Former Rangers Director of Football Gordon Smith arrives at Ibrox Stadium in Glasgow. Picture by Danny Lawson PA Archive/PA Images

As a job title, it is something still grossly misunderstood in the Scottish game, often disparaged as little more than a continental complication that should be resisted at all costs. Football there is stuck in a rut of its own unwillingness to change, with the push-back over the hiring of directors of football the embodiment of this. There is an intellectual struggle for the sport in Scotland.

Detractors claim it compromises the authority of the manager, fragmenting the time-honoured infrastructure of a football club. In reality, a director of football is there to “co-ordinate all the different departments within the organisation of a club,” as Gordon Smith puts it to me. He was Rangers’ last director of football, leaving the club five years ago, not soon after they entered administration. Not since Smith left have the Ibrox club employed someone in such a role again. The need for another figure of Smith’s type is obvious, though.

“I don't think there’s any question that Rangers could use a director of football,” he says. “I think it’s something that’s required right across football, certainly at the higher level when there’s so much going on at the bigger clubs. It’s about taking distractions away. That’s why I think a director of football is required at Rangers.”

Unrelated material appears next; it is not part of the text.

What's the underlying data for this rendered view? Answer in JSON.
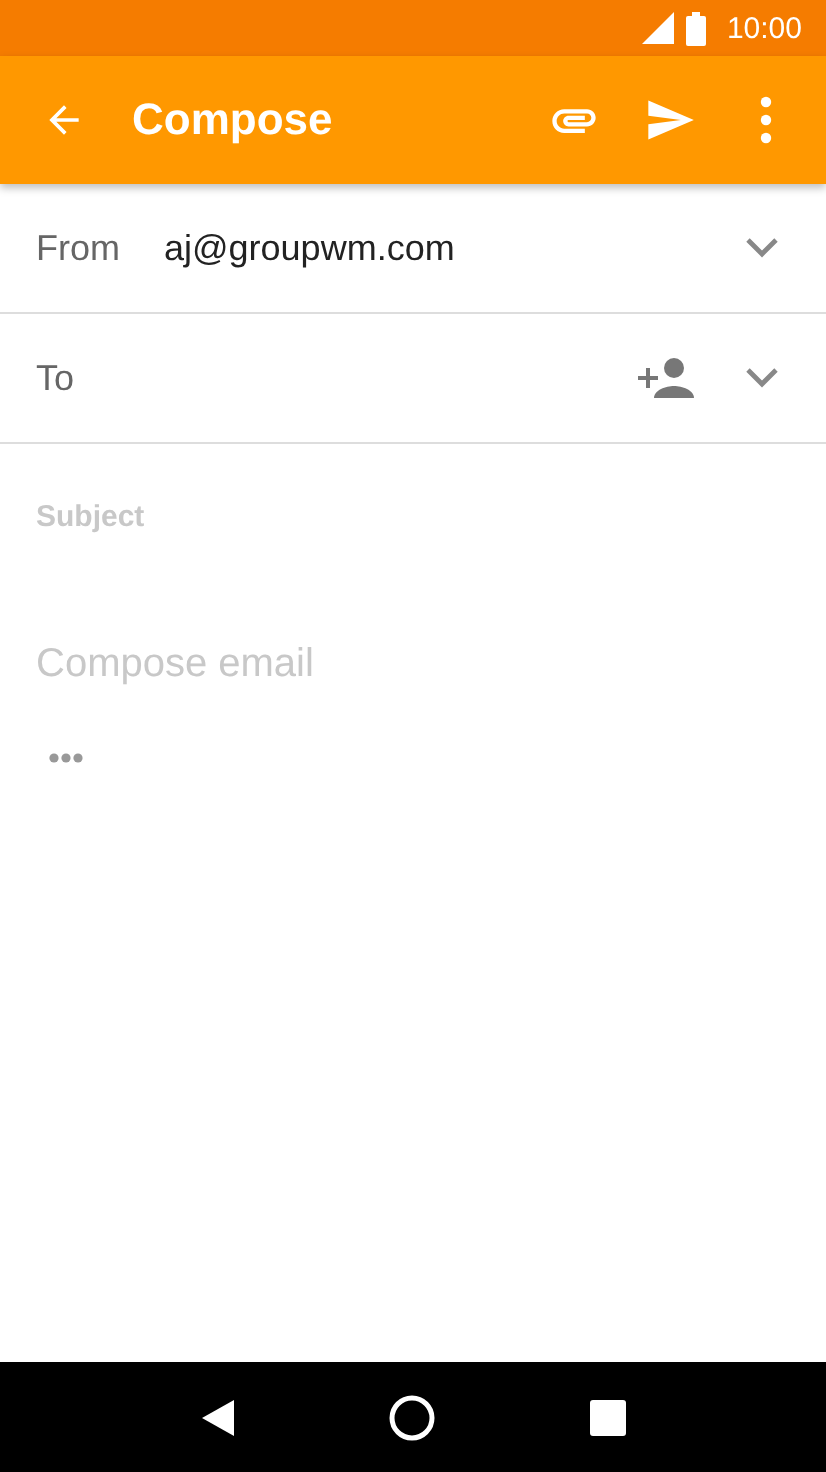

The appointment of a director of football at Rangers will be much more significant than the appointment they make to replace Warburton as manager. For too long there has been a lack of strategy at Ibrox, manifesting itself in a dismal few years at the club. Of course, last season saw Rangers lift silverware again, also making the Scottish Cup final for the first time in seven years, but such success was merely a front. Deeper issues were bubbling underneath, coming to the surface once the competition was strong enough to expose them.

Brentford’s Robert Rowan, Southampton chief Ross Wilson and soon to be former head of recruitment at Spurs Paul Mitchell are all on Rangers’ radar, with Wilson reported to be the club’s number one target. Whoever gets the job, there’s a lot of work to be done. From revamping the club’s youth academy, to restoring the scouting network, to implementing a transfer strategy, Rangers will offer a blank canvas. That is both the most daunting and most exciting aspect of the post.

Smith is quick to underline just how much will be asked of the successful candidate.

“Some people are saying they have done good scouting jobs at previous clubs, but being director of football is more than that,” he says. “When I went into the job I had played at the highest level in four countries, I’d been an agent, I’d been a coach, and I’d been a chief executive at the SFA, so I was very experienced and I had loads of contacts.

“Whoever you’re interviewing, they need to have a number of different qualities so that they can fulfil this role.” At Rangers, club that requires so much fixed, so much reversed, they will need more of those qualities than most.